Hanburya Mexicana.--The young internodes and tendrils of this anomalous member of the family, revolve in the same manner and at about the same rate as those of the Echinocystis. The stem does not twine, but can ascend an upright stick by the aid of its tendrils. The concave tip of the tendril is very sensitive; after it had become rapidly coiled into a ring owing to a single touch, it straightened itself in 50 m. The tendril, when in full action, stands vertically up, with the projecting extremity of the young stem thrown a little on one side, so as to be out of the way; but the tendril bears on the inner side, near its base, a short rigid branch, which projects out at right angles like a spur, with the terminal half bowed a little downwards. Hence, as the main vertical branch revolves, the spur, from its position and rigidity, cannot pass over the extremity of the shoot, in the same curious manner as do the three branches of the tendril of the Echinocystis, namely, by stiffening themselves at the proper point. The spur is therefore pressed laterally against the young stem in one part of the revolving course, and thus the sweep of the lower part of the main branch is much restricted. A nice case of co-adaptation here comes into play: in all the other tendrils observed by me, the several branches become sensitive at the same period: had this been the case with the Hanburya, the inwardly directed, spur-like branch, from being pressed, during the revolving movement, against the projecting end of the shoot, would infallibly have seized it in a useless or injurious manner. But the main branch of the tendril, after revolving for a time in a vertical position, spontaneously bends downwards; and in doing so, raises the spur-like branch, which itself also curves upwards; so that by these combined movements it rises above the projecting end of the shoot, and can now move freely without touching the shoot; and now it first becomes sensitive.

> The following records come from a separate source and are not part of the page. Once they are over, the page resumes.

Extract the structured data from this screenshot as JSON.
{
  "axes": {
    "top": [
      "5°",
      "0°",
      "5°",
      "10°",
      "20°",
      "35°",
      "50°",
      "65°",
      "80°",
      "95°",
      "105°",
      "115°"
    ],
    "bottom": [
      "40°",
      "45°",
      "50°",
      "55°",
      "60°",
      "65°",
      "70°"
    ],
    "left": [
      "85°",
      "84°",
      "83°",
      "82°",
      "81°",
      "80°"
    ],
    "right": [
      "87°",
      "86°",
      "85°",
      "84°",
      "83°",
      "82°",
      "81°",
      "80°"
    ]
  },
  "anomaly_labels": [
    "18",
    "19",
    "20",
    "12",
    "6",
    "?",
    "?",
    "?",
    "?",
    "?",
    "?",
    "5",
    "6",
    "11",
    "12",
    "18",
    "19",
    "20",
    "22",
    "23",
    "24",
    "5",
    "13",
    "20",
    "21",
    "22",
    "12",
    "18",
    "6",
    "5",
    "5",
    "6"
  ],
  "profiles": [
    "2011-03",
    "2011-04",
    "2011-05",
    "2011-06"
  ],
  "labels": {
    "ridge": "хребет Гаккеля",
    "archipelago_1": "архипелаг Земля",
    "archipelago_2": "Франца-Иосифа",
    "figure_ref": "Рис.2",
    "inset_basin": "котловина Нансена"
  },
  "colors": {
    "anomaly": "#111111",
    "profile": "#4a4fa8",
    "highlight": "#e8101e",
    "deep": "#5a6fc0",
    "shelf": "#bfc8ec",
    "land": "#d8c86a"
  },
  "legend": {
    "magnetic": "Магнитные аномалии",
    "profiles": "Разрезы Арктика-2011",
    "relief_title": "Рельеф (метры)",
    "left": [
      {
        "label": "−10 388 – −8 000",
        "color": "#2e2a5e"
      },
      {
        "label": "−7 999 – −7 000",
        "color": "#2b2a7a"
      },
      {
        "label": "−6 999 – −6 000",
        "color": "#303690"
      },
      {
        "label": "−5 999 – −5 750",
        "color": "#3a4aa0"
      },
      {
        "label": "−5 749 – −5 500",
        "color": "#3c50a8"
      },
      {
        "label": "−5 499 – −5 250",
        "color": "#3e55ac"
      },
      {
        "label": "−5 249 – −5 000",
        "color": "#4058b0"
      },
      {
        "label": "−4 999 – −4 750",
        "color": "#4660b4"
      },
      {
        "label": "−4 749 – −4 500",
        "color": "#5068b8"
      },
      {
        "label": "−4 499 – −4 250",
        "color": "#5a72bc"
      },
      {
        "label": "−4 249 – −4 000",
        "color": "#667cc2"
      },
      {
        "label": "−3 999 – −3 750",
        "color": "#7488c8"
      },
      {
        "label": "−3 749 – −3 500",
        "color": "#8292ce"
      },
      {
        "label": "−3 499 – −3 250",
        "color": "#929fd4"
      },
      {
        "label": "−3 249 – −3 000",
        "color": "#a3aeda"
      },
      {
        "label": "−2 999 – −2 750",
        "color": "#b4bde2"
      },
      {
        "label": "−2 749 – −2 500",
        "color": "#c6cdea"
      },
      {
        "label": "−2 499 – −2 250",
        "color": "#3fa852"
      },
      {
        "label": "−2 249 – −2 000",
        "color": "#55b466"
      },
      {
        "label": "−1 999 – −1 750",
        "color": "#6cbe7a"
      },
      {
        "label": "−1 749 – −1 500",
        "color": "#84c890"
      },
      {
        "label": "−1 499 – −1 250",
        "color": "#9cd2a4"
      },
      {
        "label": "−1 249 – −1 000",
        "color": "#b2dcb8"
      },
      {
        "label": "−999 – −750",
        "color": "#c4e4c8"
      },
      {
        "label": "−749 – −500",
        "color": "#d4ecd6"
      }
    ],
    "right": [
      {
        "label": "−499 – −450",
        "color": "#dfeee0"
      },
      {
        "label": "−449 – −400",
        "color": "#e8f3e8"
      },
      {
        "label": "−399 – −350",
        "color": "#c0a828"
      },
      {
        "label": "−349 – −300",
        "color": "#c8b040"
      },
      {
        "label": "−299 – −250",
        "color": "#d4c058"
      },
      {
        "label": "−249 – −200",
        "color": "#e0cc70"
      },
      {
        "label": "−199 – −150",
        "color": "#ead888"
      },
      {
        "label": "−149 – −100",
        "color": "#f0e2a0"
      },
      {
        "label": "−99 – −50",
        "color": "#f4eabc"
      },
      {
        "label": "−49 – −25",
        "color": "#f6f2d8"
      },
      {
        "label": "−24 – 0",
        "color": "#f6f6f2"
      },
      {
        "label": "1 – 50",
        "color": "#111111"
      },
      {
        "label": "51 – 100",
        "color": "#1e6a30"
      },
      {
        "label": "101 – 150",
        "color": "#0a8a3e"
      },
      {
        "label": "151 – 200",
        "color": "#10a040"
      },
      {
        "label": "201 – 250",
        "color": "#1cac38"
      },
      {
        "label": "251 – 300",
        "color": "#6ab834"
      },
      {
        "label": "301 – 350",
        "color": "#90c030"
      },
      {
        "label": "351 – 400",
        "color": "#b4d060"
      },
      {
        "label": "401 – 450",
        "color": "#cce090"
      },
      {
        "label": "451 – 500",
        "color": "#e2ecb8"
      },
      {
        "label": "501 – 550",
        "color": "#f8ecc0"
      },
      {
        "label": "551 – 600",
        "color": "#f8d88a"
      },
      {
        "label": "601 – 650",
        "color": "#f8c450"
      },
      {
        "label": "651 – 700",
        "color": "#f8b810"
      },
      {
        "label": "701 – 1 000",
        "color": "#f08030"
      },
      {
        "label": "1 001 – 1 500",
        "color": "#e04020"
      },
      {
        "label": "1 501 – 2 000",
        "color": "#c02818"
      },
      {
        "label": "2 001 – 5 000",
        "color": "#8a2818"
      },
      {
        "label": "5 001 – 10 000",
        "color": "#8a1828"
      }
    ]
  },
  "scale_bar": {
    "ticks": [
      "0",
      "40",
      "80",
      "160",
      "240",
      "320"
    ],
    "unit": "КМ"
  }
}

The tips of both branches, when they come into contact with a stick, grasp it like any ordinary tendril. But in the course of a few days, the lower surface swells and becomes developed into a cellular layer, which adapts itself closely to the wood, and firmly adheres to it. This layer is analogous to the adhesive discs formed by the extremities of the tendrils of some species of Bignonia and of Ampelopsis; but in the Hanburya the layer is developed along the terminal inner surface, sometimes for a length of 1.75 inches, and not at the extreme tip. The layer is white, whilst the tendril is green, and near the tip it is sometimes thicker than the tendril itself; it generally spreads a little beyond the sides of the tendril, and is fringed with free elongated cells, which have enlarged globular or retort-shaped heads. This cellular layer apparently secretes some resinous cement; for its adhesion to the wood was not lessened by an immersion of 24 hrs. in alcohol or water, but was quite loosened by a similar immersion in ether or turpentine. After a tendril has once firmly coiled itself round a stick, it is difficult to imagine of what use the adhesive cellular layer can be. Owing to the spiral contraction which soon ensues, the tendrils were never able to remain, excepting in one instance, in contact with a thick post or a nearly flat surface; if they had quickly become attached by means of the adhesive layer, this would evidently have been of service to the plant.